Pricing at Alamo - Rick Husband usually runs in the mid-range for AMA, with compact and economy cars often under $60 per day before taxes when booked a week out, and full-size or small SUVs frequently in the $70–$90 range. One-way drop fees out of Amarillo can spike over $150 if you’re driving into New Mexico, Oklahoma, or down to Dallas, so check that line on the estimate before you hand over a card.
Car stock here tilts toward practical: sedans, compact SUVs, and a handful of pickups, which fits the Panhandle driving style and the I‑40 and US‑287 runs out of town. Winter renters in January and February occasionally mention limited all-wheel-drive options, so if you need AWD for a Palo Duro Canyon trip or icy early-morning drives, reserve that category specifically instead of gambling on an upgrade at the counter.
Fuel and return are straightforward: there’s a gas station on Airport Blvd about 1 mile before the terminal, and Alamo’s signed return lane feeds into the same ground lot you exited from.

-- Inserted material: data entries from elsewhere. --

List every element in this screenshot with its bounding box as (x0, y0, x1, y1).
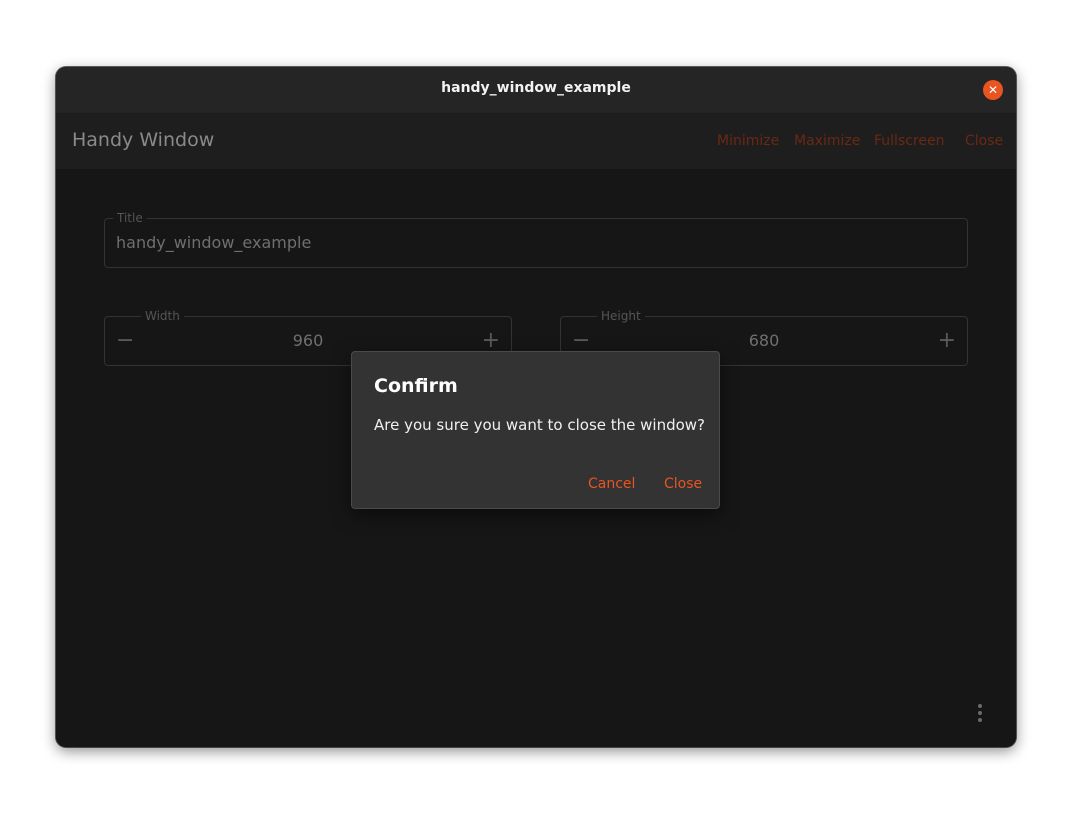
maximize-button[interactable]: Maximize (794, 133, 860, 149)
minimize-button[interactable]: Minimize (717, 133, 779, 149)
height-increment-button[interactable]: + (938, 329, 956, 353)
width-stepper-label: Width (141, 309, 184, 323)
confirm-dialog: Confirm Are you sure you want to close t… (351, 351, 720, 509)
close-icon: ✕ (987, 83, 999, 97)
dialog-title: Confirm (374, 375, 458, 397)
app-bar: Handy Window Minimize Maximize Fullscree… (56, 114, 1016, 169)
window-close-button[interactable]: ✕ (983, 80, 1003, 100)
window-titlebar[interactable]: handy_window_example ✕ (56, 67, 1016, 114)
title-field-value[interactable]: handy_window_example (116, 233, 311, 252)
close-button[interactable]: Close (965, 133, 1003, 149)
dialog-close-button[interactable]: Close (664, 476, 702, 492)
dialog-message: Are you sure you want to close the windo… (374, 416, 706, 434)
app-bar-title: Handy Window (72, 129, 215, 151)
window-title: handy_window_example (441, 80, 631, 96)
width-value[interactable]: 960 (105, 331, 511, 350)
width-increment-button[interactable]: + (482, 329, 500, 353)
more-vert-icon[interactable] (976, 704, 984, 722)
cancel-button[interactable]: Cancel (588, 476, 635, 492)
title-field[interactable]: Title handy_window_example (104, 211, 968, 268)
height-stepper-label: Height (597, 309, 645, 323)
fullscreen-button[interactable]: Fullscreen (874, 133, 944, 149)
title-field-label: Title (113, 211, 147, 225)
height-value[interactable]: 680 (561, 331, 967, 350)
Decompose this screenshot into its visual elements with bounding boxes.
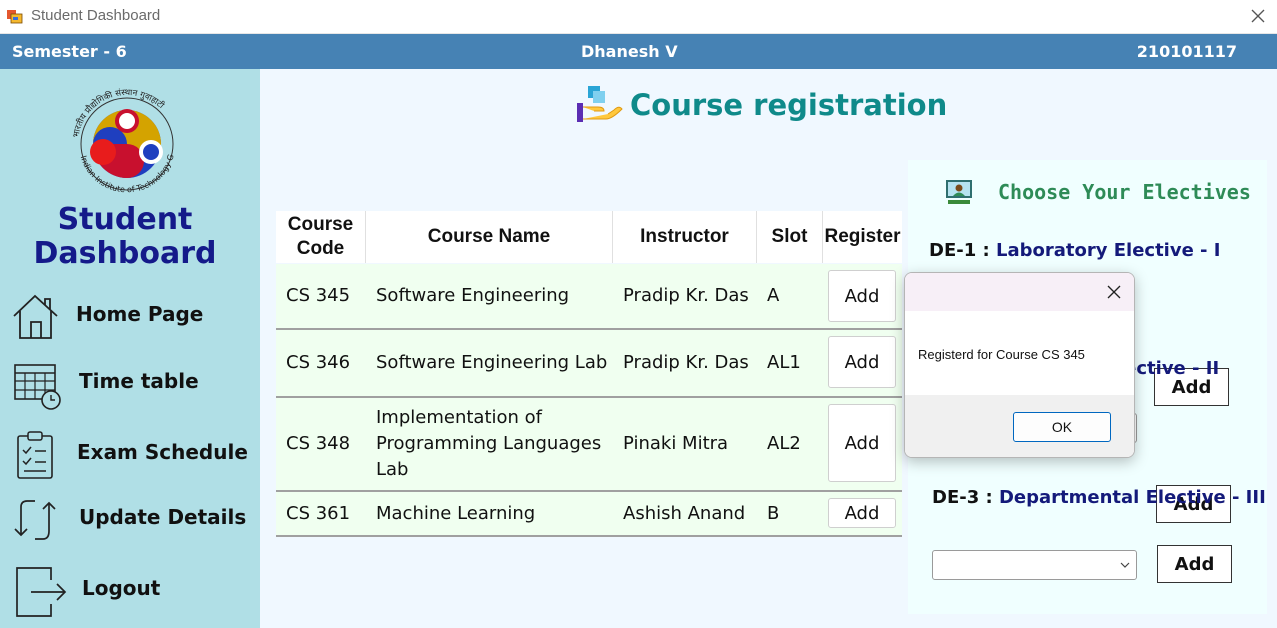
instructor-cell: Ashish Anand [623, 502, 746, 524]
course-name-cell: Machine Learning [376, 502, 536, 524]
window-title: Student Dashboard [31, 7, 161, 24]
column-header-instructor: Instructor [613, 211, 757, 263]
course-name-cell: Software Engineering [376, 285, 570, 306]
table-row: CS 361 Machine Learning Ashish Anand B A… [276, 492, 902, 537]
dashboard-title-line2: Dashboard [33, 236, 217, 271]
logout-icon [16, 567, 67, 617]
electives-title: Choose Your Electives [998, 180, 1251, 204]
message-dialog: Registerd for Course CS 345 OK [904, 272, 1135, 458]
course-name-cell: Implementation of Programming Languages … [376, 407, 602, 480]
elective-select-de3[interactable] [932, 550, 1137, 580]
course-code-cell: CS 346 [286, 352, 351, 373]
add-course-button[interactable]: Add [828, 404, 896, 482]
sidebar-item-label: Time table [79, 369, 199, 393]
dialog-message: Registerd for Course CS 345 [918, 347, 1085, 362]
add-course-button[interactable]: Add [828, 498, 896, 528]
elective-name: Laboratory Elective - I [995, 240, 1221, 261]
clipboard-checklist-icon [17, 431, 53, 479]
instructor-cell: Pradip Kr. Das [623, 352, 749, 373]
close-window-icon[interactable] [1247, 5, 1269, 27]
elective-key: DE-1 : [929, 240, 990, 261]
instructor-cell: Pinaki Mitra [623, 433, 729, 454]
column-header-course-name: Course Name [366, 211, 613, 263]
page-title: Course registration [630, 88, 948, 122]
add-elective-button-de3[interactable]: Add [1157, 545, 1232, 583]
column-header-course-code: Course Code [276, 211, 366, 263]
sidebar-item-label: Update Details [79, 505, 247, 529]
column-header-register: Register [824, 226, 901, 247]
semester-label: Semester - 6 [12, 42, 127, 61]
slot-cell: B [767, 502, 780, 524]
dashboard-title-line1: Student [57, 202, 193, 237]
sidebar-item-timetable[interactable]: Time table [0, 355, 260, 411]
course-code-cell: CS 348 [286, 433, 351, 454]
table-header: Course Code Course Name Instructor Slot … [276, 211, 902, 263]
dashboard-title: Student Dashboard [0, 203, 250, 271]
instructor-cell: Pradip Kr. Das [623, 285, 749, 306]
course-registration-icon [577, 86, 623, 122]
dialog-footer: OK [905, 395, 1134, 457]
sidebar-item-home[interactable]: Home Page [0, 288, 260, 344]
table-row: CS 346 Software Engineering Lab Pradip K… [276, 330, 902, 398]
table-row: CS 348 Implementation of Programming Lan… [276, 398, 902, 492]
student-info-bar: Semester - 6 Dhanesh V 210101117 [0, 34, 1277, 69]
sidebar-item-update-details[interactable]: Update Details [0, 491, 260, 547]
refresh-arrows-icon [14, 500, 56, 540]
window-titlebar: Student Dashboard [0, 0, 1277, 34]
close-icon[interactable] [1106, 284, 1122, 300]
sidebar-item-label: Exam Schedule [77, 440, 248, 464]
dialog-header [905, 273, 1134, 311]
slot-cell: AL1 [767, 352, 801, 373]
elective-name: Departmental Elective - III [998, 487, 1266, 508]
sidebar-item-label: Logout [82, 576, 161, 600]
roll-number: 210101117 [1136, 42, 1237, 61]
ok-button[interactable]: OK [1013, 412, 1111, 442]
calendar-grid-icon [14, 364, 61, 410]
table-row: CS 345 Software Engineering Pradip Kr. D… [276, 264, 902, 330]
iit-guwahati-logo: भारतीय प्रौद्योगिकी संस्थान गुवाहाटी Ind… [62, 76, 176, 194]
elective-label-de3: DE-3 : Departmental Elective - III [932, 487, 1266, 508]
student-name: Dhanesh V [581, 42, 678, 61]
sidebar-item-logout[interactable]: Logout [0, 562, 260, 618]
course-code-cell: CS 361 [286, 502, 351, 524]
slot-cell: A [767, 285, 780, 306]
chevron-down-icon [1120, 562, 1130, 568]
student-computer-icon [946, 180, 972, 204]
add-course-button[interactable]: Add [828, 270, 896, 322]
add-course-button[interactable]: Add [828, 336, 896, 388]
sidebar: भारतीय प्रौद्योगिकी संस्थान गुवाहाटी Ind… [0, 69, 260, 628]
sidebar-item-exam-schedule[interactable]: Exam Schedule [0, 426, 260, 482]
sidebar-item-label: Home Page [76, 302, 204, 326]
course-name-cell: Software Engineering Lab [376, 352, 608, 373]
elective-key: DE-3 : [932, 487, 993, 508]
app-icon [7, 10, 23, 24]
home-icon [13, 294, 58, 339]
course-code-cell: CS 345 [286, 285, 351, 306]
column-header-slot: Slot [757, 211, 823, 263]
elective-label-de1: DE-1 : Laboratory Elective - I [929, 240, 1220, 261]
slot-cell: AL2 [767, 433, 801, 454]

Give yourself 15 minutes from that Airport Blvd station to the Alamo check-in during normal traffic, and 25 minutes if you’re dropping a car before a 6:00 am departure.
Step-by-step: renting from Alamo - Rick Husband
- 1. Land at AMA Terminal 1 and follow signs to baggage claim on the ground level.
- 2. Walk to the Alamo counter opposite the carousels and present your driver’s license, credit card, and reservation number.
- 3. Confirm your mileage limits, fuel policy, and any one-way fees before you sign the rental agreement.
- 4. Exit the terminal, cross the roadway to the car rental lot, and find your assigned stall number.
- 5. Do a quick walk-around, note any damage on the form, and take time-stamped phone photos of all four sides of the car.
- 6. Drive out through the signed Alamo exit lane and follow signs to I‑40, about 3 miles from the airport.
- 7. On return, refill at the Airport Blvd station 1 mile from AMA, then follow the “Rental Car Return” signs back into the Alamo lot.
- 8. Park in the marked return lane, wait for the agent’s handheld check-in (usually under 5 minutes at AMA), and keep the printed receipt or email confirmation.
One last tip: in peak holiday weeks around Thanksgiving and Christmas, lock in your Alamo reservation at least 7 days ahead; AMA’s single-terminal fleet can sell out of the cheaper categories fast.